Husein yang dimaksud Umar adalah salah satu orang kepercayaan Tajul yang menurut Umar sering datang berkunjung ke rumah Umar. Namun menurut Munif, terlalu jauh kalau dikatakan para ulama dan kiai di Omben tersinggung karena Tajul punya banyak pengikut.
Feri Ferdiansyah, Kepala Biro Radar Madura di Sampang menuturkan, Tajul memang beda dengan Rois adiknya. Bukan saja lebih pintar, tapi penampilan Tajul juga lebih tenang. “Nanti kalau bertemu dengan keduanya, sampean bisa lihat sendiri,” kata Feri.

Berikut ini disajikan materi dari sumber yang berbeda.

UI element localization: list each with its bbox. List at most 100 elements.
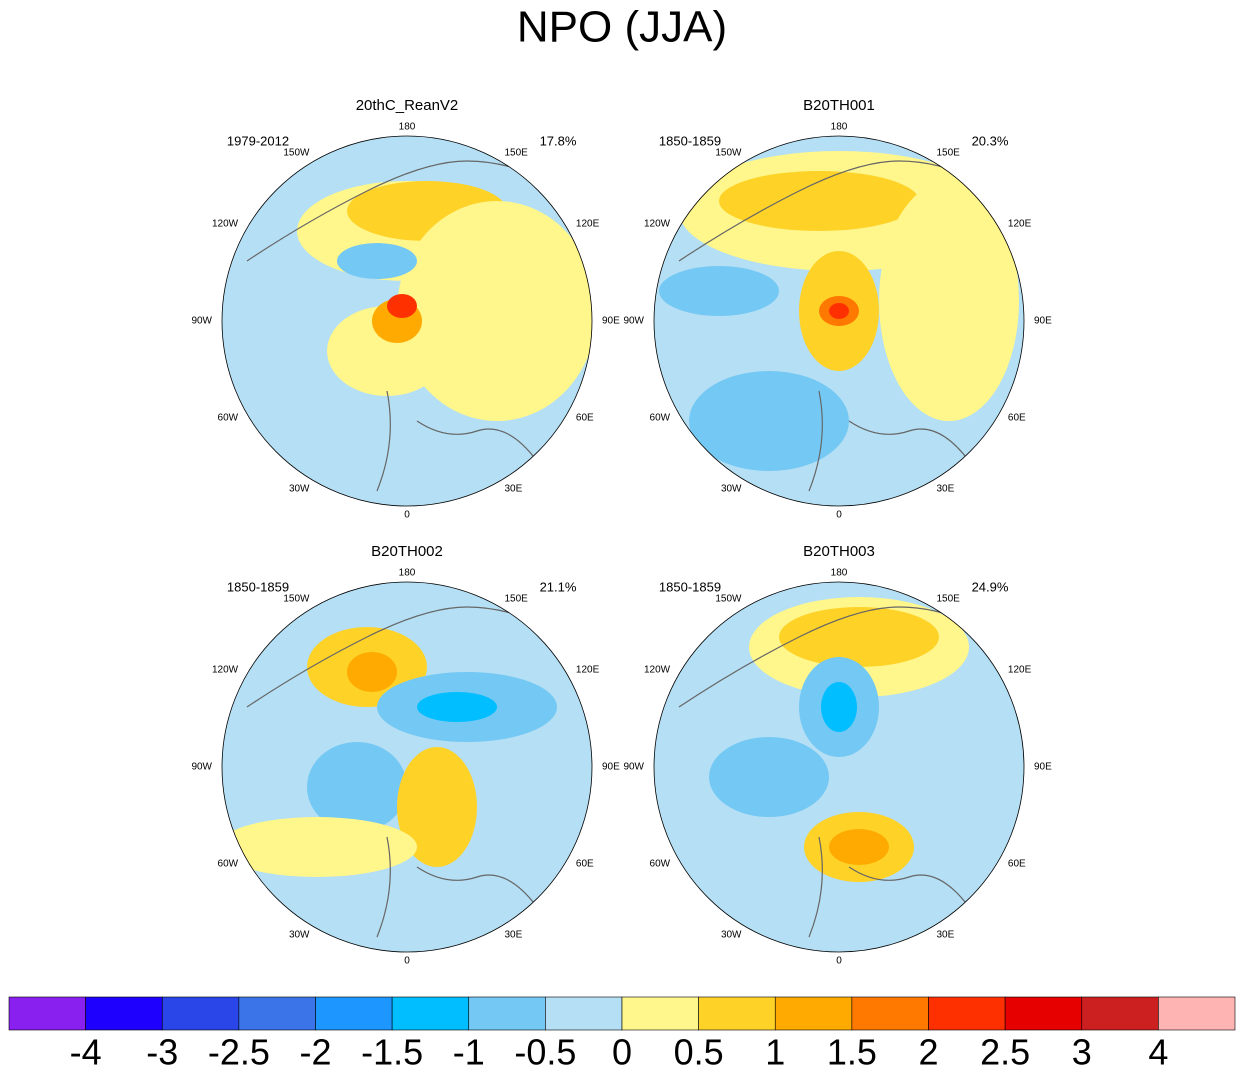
colorbar-box xyxy=(621,996,699,1031)
colorbar-box xyxy=(928,996,1006,1031)
colorbar-box xyxy=(161,996,240,1031)
colorbar-label: -4 xyxy=(70,1032,102,1073)
anomaly-region xyxy=(821,682,857,732)
longitude-label: 180 xyxy=(399,122,416,133)
colorbar-label: 0.5 xyxy=(674,1032,724,1073)
coastline xyxy=(678,606,980,708)
panel-variance: 24.9% xyxy=(972,579,1009,594)
map-border xyxy=(221,581,593,953)
longitude-label: 30E xyxy=(505,930,523,941)
panel-period: 1850-1859 xyxy=(227,579,289,594)
longitude-label: 60E xyxy=(576,413,594,424)
longitude-label: 90W xyxy=(623,762,644,773)
anomaly-region xyxy=(829,303,849,319)
coastline xyxy=(678,160,980,262)
longitude-label: 90W xyxy=(191,762,212,773)
anomaly-region xyxy=(879,181,1019,421)
longitude-label: 0 xyxy=(404,510,410,521)
longitude-label: 120E xyxy=(1008,665,1032,676)
anomaly-region xyxy=(689,371,849,471)
longitude-label: 0 xyxy=(404,956,410,967)
longitude-label: 150E xyxy=(937,148,961,159)
map-field xyxy=(222,582,592,952)
anomaly-region xyxy=(779,607,939,667)
longitude-label: 120E xyxy=(1008,219,1032,230)
panel-title: B20TH002 xyxy=(371,543,443,560)
colorbar-label: -1 xyxy=(453,1032,485,1073)
panel-variance: 21.1% xyxy=(540,579,577,594)
colorbar-box xyxy=(698,996,776,1031)
longitude-label: 120W xyxy=(644,665,671,676)
colorbar-label: 2 xyxy=(918,1032,938,1073)
anomaly-region xyxy=(659,266,779,316)
coastline xyxy=(376,390,538,492)
longitude-label: 60E xyxy=(1008,859,1026,870)
longitude-label: 60E xyxy=(1008,413,1026,424)
longitude-label: 90W xyxy=(191,316,212,327)
longitude-label: 60W xyxy=(218,413,239,424)
map-field xyxy=(654,582,1024,952)
map-field xyxy=(222,136,592,506)
longitude-label: 0 xyxy=(836,510,842,521)
figure-title: NPO (JJA) xyxy=(517,3,727,52)
longitude-label: 60W xyxy=(650,413,671,424)
longitude-label: 60W xyxy=(218,859,239,870)
colorbar-label: -2.5 xyxy=(208,1032,270,1073)
anomaly-region xyxy=(417,692,497,722)
longitude-label: 120W xyxy=(212,219,239,230)
colorbar-box xyxy=(238,996,316,1031)
colorbar-label: 2.5 xyxy=(980,1032,1030,1073)
anomaly-region xyxy=(347,652,397,692)
colorbar-label: 0 xyxy=(612,1032,632,1073)
coastline xyxy=(376,836,538,938)
longitude-label: 90E xyxy=(602,762,620,773)
coastline xyxy=(246,606,548,708)
colorbar-label: -2 xyxy=(299,1032,331,1073)
anomaly-region xyxy=(397,747,477,867)
longitude-label: 180 xyxy=(831,122,848,133)
panel-period: 1850-1859 xyxy=(659,579,721,594)
longitude-label: 30E xyxy=(937,930,955,941)
map-border xyxy=(653,581,1025,953)
anomaly-region xyxy=(397,201,592,421)
panel-title: 20thC_ReanV2 xyxy=(356,97,459,114)
colorbar-box xyxy=(391,996,470,1031)
colorbar-label: 4 xyxy=(1148,1032,1168,1073)
map-border xyxy=(221,135,593,507)
longitude-label: 150W xyxy=(715,594,742,605)
colorbar-label: 1 xyxy=(765,1032,785,1073)
longitude-label: 150E xyxy=(937,594,961,605)
colorbar-label: -1.5 xyxy=(361,1032,423,1073)
coastline xyxy=(808,390,970,492)
colorbar-label: 1.5 xyxy=(827,1032,877,1073)
colorbar-label: -0.5 xyxy=(514,1032,576,1073)
colorbar-box xyxy=(774,996,853,1031)
anomaly-region xyxy=(709,737,829,817)
longitude-label: 30W xyxy=(721,484,742,495)
longitude-label: 90W xyxy=(623,316,644,327)
longitude-label: 150E xyxy=(505,594,529,605)
longitude-label: 30E xyxy=(505,484,523,495)
longitude-label: 30W xyxy=(721,930,742,941)
colorbar-box xyxy=(8,996,86,1031)
longitude-label: 150W xyxy=(283,148,310,159)
longitude-label: 120W xyxy=(644,219,671,230)
map-border xyxy=(653,135,1025,507)
colorbar-label: -3 xyxy=(146,1032,178,1073)
panel-period: 1979-2012 xyxy=(227,133,289,148)
colorbar-box xyxy=(468,996,546,1031)
longitude-label: 180 xyxy=(831,568,848,579)
longitude-label: 60E xyxy=(576,859,594,870)
panel-variance: 20.3% xyxy=(972,133,1009,148)
panel-period: 1850-1859 xyxy=(659,133,721,148)
longitude-label: 90E xyxy=(1034,762,1052,773)
colorbar-box xyxy=(1081,996,1159,1031)
longitude-label: 90E xyxy=(602,316,620,327)
colorbar-box xyxy=(85,996,163,1031)
anomaly-region xyxy=(829,829,889,865)
colorbar-box xyxy=(315,996,393,1031)
coastline xyxy=(246,160,548,262)
colorbar-box xyxy=(545,996,623,1031)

Secara tidak langsung, Mas’udi Cholili Sekretaris PCNU Sampang juga mengakui perilaku dan kepintaran Tajul. Pernah dalam sebuah perdebatan dengan para ulama di Omben, Tajul bahkan hampir mematahkan semua argumen para kiai yang menyesatkan Syiah. Tajul kata Mas’udi menjawab semua pertanyaan kiai, tapi tidak bisa menjawab satu hal. Mas’udi mengaku lupa, satu hal yang tidak bisa dijawab Tajul.
Umar bercerita, suatu hari dirinya menerima undangan dari para kiai di Omben untuk melakukan musyawarah. Undangan itu berkali-kali disampaikan ke Umar tapi Umar tidak pernah memenuhinya karena musyawarah yang diadakan di rumah mendiang Haji Sa’bi [tokoh masyarakat Omben] dinilainya hanya bertujuan untuk mendesak Tajul agar kembali ke Sunni. “Kiai-kiai yang tidak mau ikut dianggap sama dengan Tajul, tapi saya tidak pernah datang. Saya tidak mau,” kata Umar.
Umar tidak ingat kapan pertemuan di rumah Sa’bi dilakukan tapi dari keterangan yang disampaikan Zainal Hambali, Sekretaris Intelijen Daerah Sampang; pertemuan di rumah Sa’bi, kali pertama terjadi pada 20 Februari 2006. Konon hadir para kiai se-Madura dan pejabat Muspika. Penggagasnya adalah KH Ali Kharrar Sinhaji, pengasuh PP Darul Tauhid di Propon, Sampang. Dia masih terbilang paman dari Iklil, Tajul dan Rois.
Belum jelas, mengapa para kiai itu berkumpul di rumah Sa’bi kecuali dengan satu alasan: ajaran Syiah yang dibawa Tajul dianggap telah meresahkan masyarakat. Juga tidak terang mengapa Ali Kharar menggagas pertemuan itu dan Sa’bi kemudian bersedia menjadi tuan rumah pertemuan. Iklil melarang saya menghubungi Ali Kharar.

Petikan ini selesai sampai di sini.